DEBORAH AMOS, host:
In business news, outlawing the practice of pretexting.
The Senate may act as early as today to outlaw the use of trickery to obtain people's telephone records without their consent. The practice known as pretexting came out of the shadows when contractors working for Hewlett Packard used it to spy on company board members and news reporters.
NPR's Scott Horsley has more.
SCOTT HORSLEY: Former HP Chairwoman Patricia Dunn and four others, already face criminal charges in California over the spy scandal. But there's no federal law that explicitly bans pretexting. That may be about to change.
Privacy expert Chris Hoofnagle, of the UC-Berkeley Law School, says a measure passed by the House, and now before the Senate, would make it a crime to impersonate someone to obtain their personal phone records. The law applies, not only to the con artists who do the pretexting, but to the customers who hire them as well.
Mr.

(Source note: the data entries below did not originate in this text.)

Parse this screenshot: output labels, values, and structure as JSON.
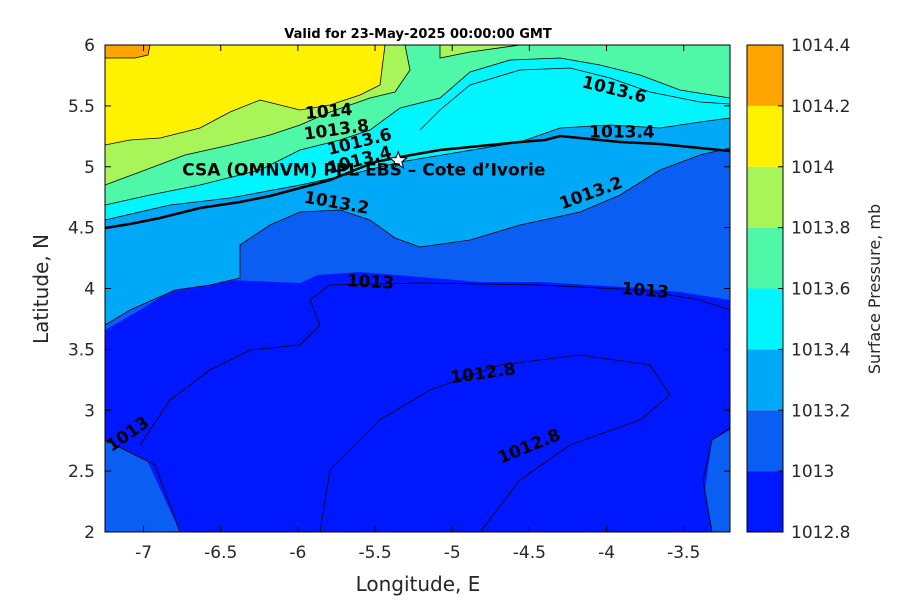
{
  "title": "Valid for 23-May-2025 00:00:00 GMT",
  "xaxis": {
    "label": "Longitude, E",
    "min": -7.25,
    "max": -3.2,
    "ticks": [
      "-7",
      "-6.5",
      "-6",
      "-5.5",
      "-5",
      "-4.5",
      "-4",
      "-3.5"
    ]
  },
  "yaxis": {
    "label": "Latitude, N",
    "min": 2,
    "max": 6,
    "ticks": [
      "2",
      "2.5",
      "3",
      "3.5",
      "4",
      "4.5",
      "5",
      "5.5",
      "6"
    ]
  },
  "colorbar": {
    "label": "Surface Pressure, mb",
    "levels": [
      "1012.8",
      "1013",
      "1013.2",
      "1013.4",
      "1013.6",
      "1013.8",
      "1014",
      "1014.2",
      "1014.4"
    ],
    "colors": [
      "#0018ff",
      "#0a5ef2",
      "#00a8f8",
      "#00f5ff",
      "#4ff8a8",
      "#a8f55a",
      "#fff200",
      "#ffa500",
      "#ff5a00"
    ]
  },
  "contour_labels": [
    {
      "text": "1013.6",
      "lon": -3.95,
      "lat": 5.63,
      "angle": 14
    },
    {
      "text": "1014",
      "lon": -5.8,
      "lat": 5.45,
      "angle": -5
    },
    {
      "text": "1013.8",
      "lon": -5.75,
      "lat": 5.3,
      "angle": -8
    },
    {
      "text": "1013.6",
      "lon": -5.6,
      "lat": 5.2,
      "angle": -14
    },
    {
      "text": "1013.4",
      "lon": -3.9,
      "lat": 5.28,
      "angle": 0
    },
    {
      "text": "1013.2",
      "lon": -5.75,
      "lat": 4.7,
      "angle": 10
    },
    {
      "text": "1013.2",
      "lon": -4.1,
      "lat": 4.78,
      "angle": -20
    },
    {
      "text": "1013",
      "lon": -5.53,
      "lat": 4.05,
      "angle": 3
    },
    {
      "text": "1013",
      "lon": -3.75,
      "lat": 3.98,
      "angle": 5
    },
    {
      "text": "1012.8",
      "lon": -4.8,
      "lat": 3.3,
      "angle": -8
    },
    {
      "text": "1012.8",
      "lon": -4.5,
      "lat": 2.7,
      "angle": -22
    },
    {
      "text": "1013",
      "lon": -7.1,
      "lat": 2.8,
      "angle": -35
    },
    {
      "text": "1013.4",
      "lon": -5.6,
      "lat": 5.05,
      "angle": -15
    }
  ],
  "site": {
    "label": "CSA (OMNVM) PPL EBS  – Cote d’Ivorie",
    "lon": -5.35,
    "lat": 5.05,
    "label_lon": -6.75,
    "label_lat": 4.93
  }
}
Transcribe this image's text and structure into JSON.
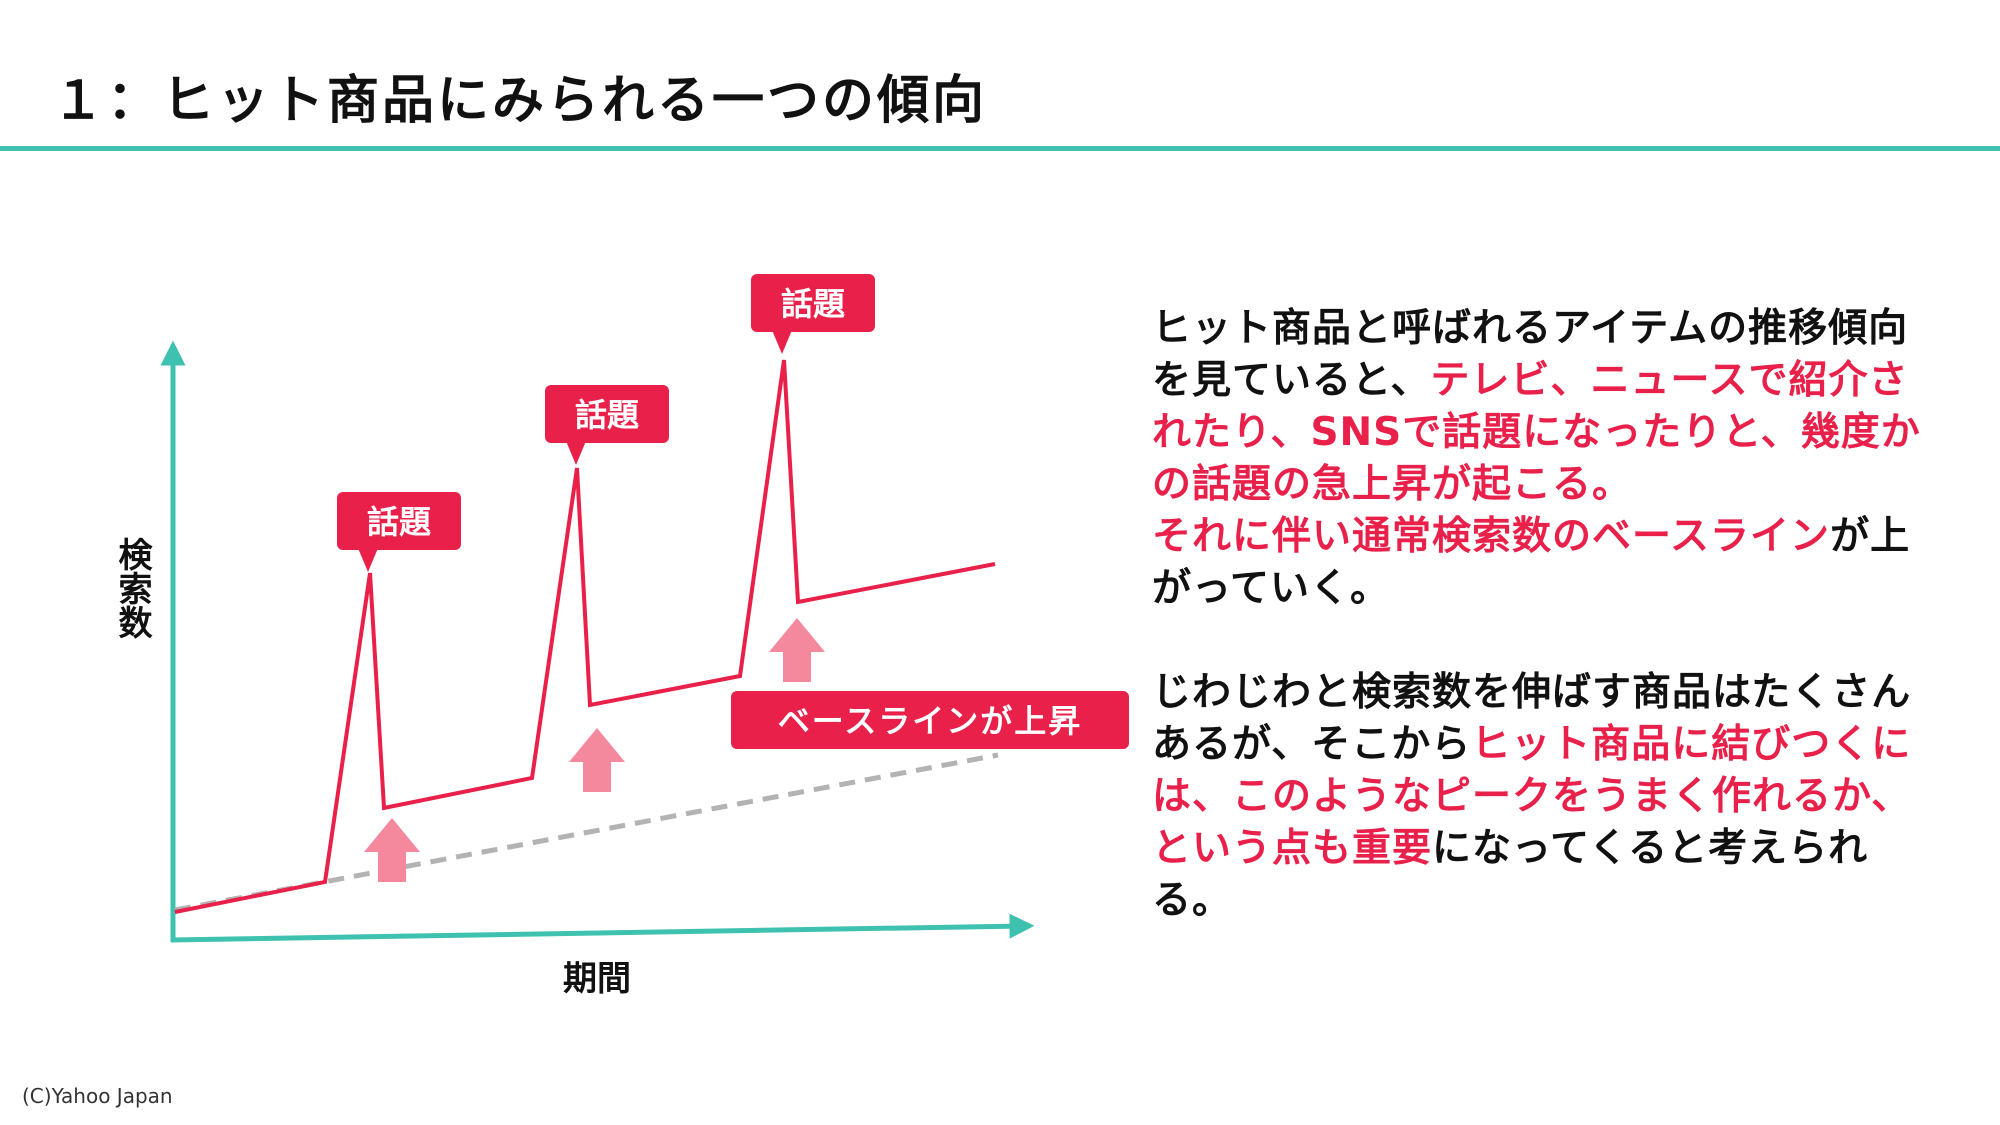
{
  "title": "１：ヒット商品にみられる一つの傾向",
  "colors": {
    "accent_teal": "#3fc1b0",
    "highlight_red": "#e8204a",
    "arrow_pink": "#f4889c",
    "baseline_gray": "#b3b3b3"
  },
  "diagram": {
    "y_axis_label": "検索数",
    "x_axis_label": "期間",
    "peak_label": "話題",
    "baseline_label": "ベースラインが上昇"
  },
  "explanation": {
    "p1": [
      {
        "t": "ヒット商品と呼ばれるアイテムの推移傾向を見ていると、",
        "hl": false
      },
      {
        "t": "テレビ、ニュースで紹介されたり、SNSで話題になったりと、幾度かの話題の急上昇が起こる。",
        "hl": true
      },
      {
        "t": "それに伴い通常検索数のベースライン",
        "hl": true
      },
      {
        "t": "が上がっていく。",
        "hl": false
      }
    ],
    "p2": [
      {
        "t": "じわじわと検索数を伸ばす商品はたくさんあるが、そこから",
        "hl": false
      },
      {
        "t": "ヒット商品に結びつくには、このようなピークをうまく作れるか、という点も重要",
        "hl": true
      },
      {
        "t": "になってくると考えられる。",
        "hl": false
      }
    ]
  },
  "copyright": "(C)Yahoo Japan"
}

CHRIS HOOFNAGLE (Privacy Expert, UC-Berkeley Law School): The Hewlett Packard experience basically indicated that these practices were more mainstream than people thought. And it did provide a lot of motivation for legislators to crack down on the practice.
HORSLEY: Hoofnagle calls the measure a good start, but says it doesn't go far enough. It doesn't require phone companies to adopt any extra privacy protections, and it doesn't protect other sources of personal information, such as utility records or cable bills.